The last Love Ride rode into the sunset Sunday as a massive phalanx of burly, bearded bikers marked the end of the charitable fundraiser's 32-year run.
By the thousands they came, in the rain, riding their Harley-Davidsons from Glendale to Castaic Lake for the grand finale of the motorcycle world's most venerable events.
An estimated 13,000 enthusiasts rode or drove in, many making the 55-mile trek from host dealership Glendale Harley-Davidson, to hear music performed by the Foo Fighters, Social Distortion and other acts.
By midday, before the main acts had taken the stage, more than 7,000 had sprawled onto the grassy hills of the Castaic Lake State Recreation Area. Thousands more were still crowding freeway offramps and surface streets approaching the north Los Angeles facility.
Also attending were Love Ride Foundation officer Lorenzo Lamas, "Buffy the Vampire Slayer" actress Kristy Swanson and members of the cast from TV's biker show, "Sons of Anarchy."
The annual Love Ride is credited with having helped bring the image of the motorcyclist from the outlaw fringes into the mainstream. An anomaly when it began, the ride now has dozens of imitators and has itself become squeaky clean.
Leno, addressing several thousand riders gathered in a light rain for the start of the rally, said motorcycling was no longer just for members of motorcycle gangs like the Hells Angels as he accepted a $5,000 donation from a red-wigged representative of McDonald's.
"Times have certainly changed," the former late-night host said. "We used to get Sonny Barger. Now we get Ronald McDonald."
Organizers said the event had sold nearly 13,000 tickets, most at the $45 pre-registered rate. They stopped selling advance tickets at midday Friday, expressing fears that the popularity of Foo Fighters among non-motorcyclists would mean more people arriving in cars Sunday and filling available parking spaces more quickly.
At Castaic Lake, bikers got preferred parking. Inside the venue, they lined up for Budweiser and barbecue and waited for the musical acts to begin. Dress for the day was almost universally denim, leather and black boots. But not all the attendees were burly and bearded.

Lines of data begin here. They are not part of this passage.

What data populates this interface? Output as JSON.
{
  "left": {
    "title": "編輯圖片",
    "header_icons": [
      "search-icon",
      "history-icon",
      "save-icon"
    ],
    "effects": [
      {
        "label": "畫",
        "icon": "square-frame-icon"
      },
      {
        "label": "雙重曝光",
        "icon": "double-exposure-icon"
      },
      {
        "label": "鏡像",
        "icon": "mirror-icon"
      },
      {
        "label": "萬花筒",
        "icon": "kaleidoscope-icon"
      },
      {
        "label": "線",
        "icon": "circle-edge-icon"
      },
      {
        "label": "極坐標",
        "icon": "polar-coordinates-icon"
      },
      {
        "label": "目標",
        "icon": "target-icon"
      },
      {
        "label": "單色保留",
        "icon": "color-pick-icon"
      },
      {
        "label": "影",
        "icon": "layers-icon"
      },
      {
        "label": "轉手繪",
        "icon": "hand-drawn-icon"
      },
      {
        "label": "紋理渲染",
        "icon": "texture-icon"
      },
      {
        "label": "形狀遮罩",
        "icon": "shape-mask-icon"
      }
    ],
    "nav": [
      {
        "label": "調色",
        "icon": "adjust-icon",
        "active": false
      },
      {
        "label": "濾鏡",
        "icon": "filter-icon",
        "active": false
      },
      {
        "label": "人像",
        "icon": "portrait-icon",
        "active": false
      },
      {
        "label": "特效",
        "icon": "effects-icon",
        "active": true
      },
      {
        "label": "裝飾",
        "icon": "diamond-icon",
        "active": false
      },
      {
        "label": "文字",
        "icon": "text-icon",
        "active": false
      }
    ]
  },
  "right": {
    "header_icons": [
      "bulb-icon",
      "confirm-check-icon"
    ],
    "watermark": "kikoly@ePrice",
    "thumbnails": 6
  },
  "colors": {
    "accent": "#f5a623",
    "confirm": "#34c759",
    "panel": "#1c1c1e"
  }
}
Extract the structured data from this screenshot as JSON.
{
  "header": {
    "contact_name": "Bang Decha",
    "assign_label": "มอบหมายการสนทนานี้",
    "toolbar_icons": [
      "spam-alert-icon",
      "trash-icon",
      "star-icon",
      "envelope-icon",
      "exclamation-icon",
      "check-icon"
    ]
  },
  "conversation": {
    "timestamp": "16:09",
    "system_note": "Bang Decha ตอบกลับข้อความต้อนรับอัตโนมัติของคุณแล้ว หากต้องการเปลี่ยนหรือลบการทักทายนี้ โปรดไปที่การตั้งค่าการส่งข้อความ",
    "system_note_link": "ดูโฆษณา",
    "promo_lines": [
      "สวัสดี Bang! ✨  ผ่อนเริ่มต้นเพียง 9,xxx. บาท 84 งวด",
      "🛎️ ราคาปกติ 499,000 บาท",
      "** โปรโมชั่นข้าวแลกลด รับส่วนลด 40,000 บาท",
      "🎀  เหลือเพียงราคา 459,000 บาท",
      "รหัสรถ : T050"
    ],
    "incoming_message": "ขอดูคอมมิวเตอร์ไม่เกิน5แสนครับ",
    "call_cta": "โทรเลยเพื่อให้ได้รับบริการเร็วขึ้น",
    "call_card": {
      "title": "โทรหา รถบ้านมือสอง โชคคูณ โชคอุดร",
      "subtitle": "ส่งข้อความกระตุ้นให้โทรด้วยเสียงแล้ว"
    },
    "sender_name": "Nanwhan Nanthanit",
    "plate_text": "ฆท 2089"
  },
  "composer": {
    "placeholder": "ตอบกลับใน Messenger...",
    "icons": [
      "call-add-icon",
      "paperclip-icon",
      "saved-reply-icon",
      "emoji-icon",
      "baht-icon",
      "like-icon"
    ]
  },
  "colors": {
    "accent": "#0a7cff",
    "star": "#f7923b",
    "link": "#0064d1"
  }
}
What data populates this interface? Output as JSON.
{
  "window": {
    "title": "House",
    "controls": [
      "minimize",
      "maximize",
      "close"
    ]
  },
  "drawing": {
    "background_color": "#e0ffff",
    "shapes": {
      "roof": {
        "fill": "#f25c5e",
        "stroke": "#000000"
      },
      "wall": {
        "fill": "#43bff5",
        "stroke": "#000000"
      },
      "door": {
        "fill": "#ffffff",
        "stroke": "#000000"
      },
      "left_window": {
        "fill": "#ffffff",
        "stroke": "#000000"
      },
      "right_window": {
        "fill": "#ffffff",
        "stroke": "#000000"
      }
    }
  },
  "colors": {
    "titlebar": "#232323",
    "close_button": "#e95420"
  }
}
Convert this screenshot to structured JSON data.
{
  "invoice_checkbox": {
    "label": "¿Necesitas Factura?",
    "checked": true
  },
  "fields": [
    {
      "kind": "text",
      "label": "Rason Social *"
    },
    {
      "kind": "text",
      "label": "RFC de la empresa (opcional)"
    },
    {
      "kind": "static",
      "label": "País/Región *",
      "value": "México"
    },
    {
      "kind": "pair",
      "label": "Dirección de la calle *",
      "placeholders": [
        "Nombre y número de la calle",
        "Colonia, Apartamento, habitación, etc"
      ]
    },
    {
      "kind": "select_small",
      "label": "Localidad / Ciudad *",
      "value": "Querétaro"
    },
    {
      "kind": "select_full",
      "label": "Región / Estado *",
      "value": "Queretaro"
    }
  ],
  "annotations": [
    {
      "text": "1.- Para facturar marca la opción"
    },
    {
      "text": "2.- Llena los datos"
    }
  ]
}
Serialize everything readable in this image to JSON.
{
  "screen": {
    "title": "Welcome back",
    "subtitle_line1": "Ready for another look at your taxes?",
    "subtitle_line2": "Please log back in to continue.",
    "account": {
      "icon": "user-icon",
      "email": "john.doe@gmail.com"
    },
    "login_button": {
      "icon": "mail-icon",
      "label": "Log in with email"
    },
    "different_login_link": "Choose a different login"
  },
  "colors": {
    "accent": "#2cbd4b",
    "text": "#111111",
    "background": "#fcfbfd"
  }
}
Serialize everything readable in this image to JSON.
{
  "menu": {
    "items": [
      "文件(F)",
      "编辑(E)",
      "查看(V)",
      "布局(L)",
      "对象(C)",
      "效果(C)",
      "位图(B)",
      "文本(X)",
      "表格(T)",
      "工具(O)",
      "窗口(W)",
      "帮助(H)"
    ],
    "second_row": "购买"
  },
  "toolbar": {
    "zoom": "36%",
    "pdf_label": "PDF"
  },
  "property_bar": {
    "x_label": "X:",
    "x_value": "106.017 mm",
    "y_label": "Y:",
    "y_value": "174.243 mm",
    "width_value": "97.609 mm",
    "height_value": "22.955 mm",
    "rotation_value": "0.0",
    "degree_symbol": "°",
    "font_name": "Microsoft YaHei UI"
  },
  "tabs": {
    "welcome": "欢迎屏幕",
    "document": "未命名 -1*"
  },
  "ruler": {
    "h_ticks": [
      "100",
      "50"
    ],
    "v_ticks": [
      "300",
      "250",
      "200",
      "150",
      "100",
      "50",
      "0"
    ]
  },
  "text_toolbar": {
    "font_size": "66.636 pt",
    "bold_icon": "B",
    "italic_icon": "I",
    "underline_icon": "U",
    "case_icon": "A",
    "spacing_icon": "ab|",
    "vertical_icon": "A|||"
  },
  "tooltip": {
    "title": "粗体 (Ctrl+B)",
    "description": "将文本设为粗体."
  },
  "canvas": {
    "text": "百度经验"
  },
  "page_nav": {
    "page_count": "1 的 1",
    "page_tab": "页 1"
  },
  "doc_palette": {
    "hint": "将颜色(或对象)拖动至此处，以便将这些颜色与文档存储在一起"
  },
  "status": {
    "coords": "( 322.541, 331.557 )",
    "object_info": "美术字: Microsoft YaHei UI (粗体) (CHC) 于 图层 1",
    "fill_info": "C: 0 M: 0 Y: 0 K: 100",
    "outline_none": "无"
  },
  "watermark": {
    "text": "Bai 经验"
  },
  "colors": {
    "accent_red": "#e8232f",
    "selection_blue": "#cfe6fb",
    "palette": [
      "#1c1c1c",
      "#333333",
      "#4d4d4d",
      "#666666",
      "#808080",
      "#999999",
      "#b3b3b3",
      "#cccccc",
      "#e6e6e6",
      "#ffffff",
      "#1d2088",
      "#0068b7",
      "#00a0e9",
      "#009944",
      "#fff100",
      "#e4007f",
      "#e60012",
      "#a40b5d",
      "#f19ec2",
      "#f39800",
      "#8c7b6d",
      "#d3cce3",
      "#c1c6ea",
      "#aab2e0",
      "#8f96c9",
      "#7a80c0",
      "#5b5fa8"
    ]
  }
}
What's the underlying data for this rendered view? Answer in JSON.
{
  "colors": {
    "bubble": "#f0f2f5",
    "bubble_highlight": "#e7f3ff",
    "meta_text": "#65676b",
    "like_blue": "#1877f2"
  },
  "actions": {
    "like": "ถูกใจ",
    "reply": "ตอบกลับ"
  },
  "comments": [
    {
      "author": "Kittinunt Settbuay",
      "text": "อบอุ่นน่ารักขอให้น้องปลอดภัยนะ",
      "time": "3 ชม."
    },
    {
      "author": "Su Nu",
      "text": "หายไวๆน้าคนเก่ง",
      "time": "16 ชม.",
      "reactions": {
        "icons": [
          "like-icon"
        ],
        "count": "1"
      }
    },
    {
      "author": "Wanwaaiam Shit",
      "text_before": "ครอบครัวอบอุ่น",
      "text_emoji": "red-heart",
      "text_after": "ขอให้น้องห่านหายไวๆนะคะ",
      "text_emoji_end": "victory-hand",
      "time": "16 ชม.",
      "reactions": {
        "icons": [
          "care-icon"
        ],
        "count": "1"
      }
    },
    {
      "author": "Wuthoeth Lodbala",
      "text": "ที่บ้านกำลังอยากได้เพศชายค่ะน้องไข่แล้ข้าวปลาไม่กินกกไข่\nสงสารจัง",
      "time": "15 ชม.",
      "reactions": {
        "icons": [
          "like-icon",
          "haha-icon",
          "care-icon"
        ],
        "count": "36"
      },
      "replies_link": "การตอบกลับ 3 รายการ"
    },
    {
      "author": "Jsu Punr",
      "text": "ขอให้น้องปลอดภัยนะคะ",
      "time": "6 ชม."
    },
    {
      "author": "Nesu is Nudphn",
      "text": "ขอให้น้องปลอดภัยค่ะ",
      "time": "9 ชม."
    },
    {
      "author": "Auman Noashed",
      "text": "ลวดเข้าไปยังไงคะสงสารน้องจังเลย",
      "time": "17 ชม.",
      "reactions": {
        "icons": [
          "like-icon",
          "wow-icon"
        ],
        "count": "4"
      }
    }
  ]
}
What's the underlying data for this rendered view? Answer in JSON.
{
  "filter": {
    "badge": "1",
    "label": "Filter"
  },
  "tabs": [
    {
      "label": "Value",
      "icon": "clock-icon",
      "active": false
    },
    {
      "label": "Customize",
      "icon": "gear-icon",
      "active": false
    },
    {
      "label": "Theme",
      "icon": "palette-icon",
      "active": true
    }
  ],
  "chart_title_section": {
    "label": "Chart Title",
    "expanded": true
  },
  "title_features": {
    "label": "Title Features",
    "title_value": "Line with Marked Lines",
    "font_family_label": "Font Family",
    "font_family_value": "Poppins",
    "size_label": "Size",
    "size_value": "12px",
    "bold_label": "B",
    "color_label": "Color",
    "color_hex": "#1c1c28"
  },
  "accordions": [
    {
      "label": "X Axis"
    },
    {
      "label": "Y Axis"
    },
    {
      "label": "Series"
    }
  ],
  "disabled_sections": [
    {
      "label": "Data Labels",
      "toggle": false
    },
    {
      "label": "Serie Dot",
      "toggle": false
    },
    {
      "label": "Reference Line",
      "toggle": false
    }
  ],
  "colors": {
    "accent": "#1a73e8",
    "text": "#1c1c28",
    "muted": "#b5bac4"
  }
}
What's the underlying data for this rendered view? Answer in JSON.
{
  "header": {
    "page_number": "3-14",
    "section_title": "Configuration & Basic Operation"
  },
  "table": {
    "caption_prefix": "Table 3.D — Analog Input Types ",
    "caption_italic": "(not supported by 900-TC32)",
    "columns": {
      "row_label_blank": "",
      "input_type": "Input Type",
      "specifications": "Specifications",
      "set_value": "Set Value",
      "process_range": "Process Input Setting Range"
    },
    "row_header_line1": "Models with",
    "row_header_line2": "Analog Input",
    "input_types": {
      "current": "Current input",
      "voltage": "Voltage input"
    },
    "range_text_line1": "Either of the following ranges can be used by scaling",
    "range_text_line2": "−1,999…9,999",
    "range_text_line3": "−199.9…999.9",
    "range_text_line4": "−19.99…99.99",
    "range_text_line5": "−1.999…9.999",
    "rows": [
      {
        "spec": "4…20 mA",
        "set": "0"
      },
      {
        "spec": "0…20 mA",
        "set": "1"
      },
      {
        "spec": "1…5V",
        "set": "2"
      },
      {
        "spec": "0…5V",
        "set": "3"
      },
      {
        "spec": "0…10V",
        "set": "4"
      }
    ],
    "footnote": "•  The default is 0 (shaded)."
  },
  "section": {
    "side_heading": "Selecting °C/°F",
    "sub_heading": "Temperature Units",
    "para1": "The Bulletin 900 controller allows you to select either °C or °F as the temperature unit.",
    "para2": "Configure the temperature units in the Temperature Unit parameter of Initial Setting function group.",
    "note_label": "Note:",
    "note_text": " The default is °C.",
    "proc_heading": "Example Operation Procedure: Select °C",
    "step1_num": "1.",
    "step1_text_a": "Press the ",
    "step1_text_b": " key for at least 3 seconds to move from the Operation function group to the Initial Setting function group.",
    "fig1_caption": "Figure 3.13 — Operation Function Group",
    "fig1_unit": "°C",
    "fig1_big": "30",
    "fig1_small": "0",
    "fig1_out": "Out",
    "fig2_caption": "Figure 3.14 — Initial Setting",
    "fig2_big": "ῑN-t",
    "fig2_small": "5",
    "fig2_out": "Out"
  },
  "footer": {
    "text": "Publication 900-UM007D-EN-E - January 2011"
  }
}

Friends Robin Suzuki and Kathy Hurwitz had ridden in with several other women, making the trek to observe the passing of an event they've attended for the last decade.
Hurwitz, a retired paralegal who'd left her non-riding husband at home, said she felt right at home among the thousands of other motorcyclists. "I don't see much ego here," she said. "There's such camaraderie. It's like family."
Not all the riders belonged to motorcycle clubs either, though members of the venerable Boozefighters club were in attendance and wearing their colors, as were hundreds of members of the Harley Owners Group, or HOG, clubs from many California communities.
Fonda, whom Leno introduced as "our founder," said between demands for autographs and photographs that he was sorry the Love Ride was ending, but was happy the final ride was raising money for veterans, specifically the Wounded Warrior Project.
"We don't do enough for those people," he said. "We're happy enough to send them off to fight, but after that, we forget about them. It's a good cause."
Over the years, Shokouh said, the Love Rides have raised $24 million for charities supporting military veterans and those who suffer from autism and
Ticket holders were vying for, among other things, a raffle-prize 2015 Harley-Davidson Street Glide -- a full-dress hog valued at more than $20,000.
The first Love Rides were partly intended to put a little polish on the gritty biker image.
"We used to have this image, that we were all a bunch of gangsters," Shokouh said. "Now you stand in line for the Love Ride and you'll find a college professor or a grandmother or a policeman or an attorney. We're not all rebel rousers."
Leno, dressed correctly for the event in Levis and leather, agreed, but sounded almost wistful that motorcycling had gone so mainstream.
"Every orthodontist with a fake tattoo has a bike," he said. "Now you really do meet the nicest people on a Honda."
Or a Harley. That's what most of the Love Riders were riding. Shokouh was on an Electra Glide. Leno rolled up on an Ultra Glide. Fonda drove in, tucked into a sleek, vintage-looking Morgan 3 Wheeler. A few German and Japanese brands joined the throng, but the vast majority of machines wore the H-D badge.
Shokouh described the decision to end the Love Ride's run as "bittersweet." Calling the event his greatest legacy, and speaking on behalf of himself and his small army of Love Ride volunteers, the 69-year-old Harley man said, "We've all gotten old. We'd like to spend more time with our families. I have six grandchildren! But I'm going to miss this."
Leno, formerly the "Tonight Show" host and now major domo of the "Jay Leno's Garage" car show on CNBC, said the field has become considerably more crowded with charity rides.
"Motorcyclists are anarchists by nature, and they don't gather," Leno said. "When we started, there weren't any rides like this. There are a lot of similar events now, but this is the one that got the whole thing going."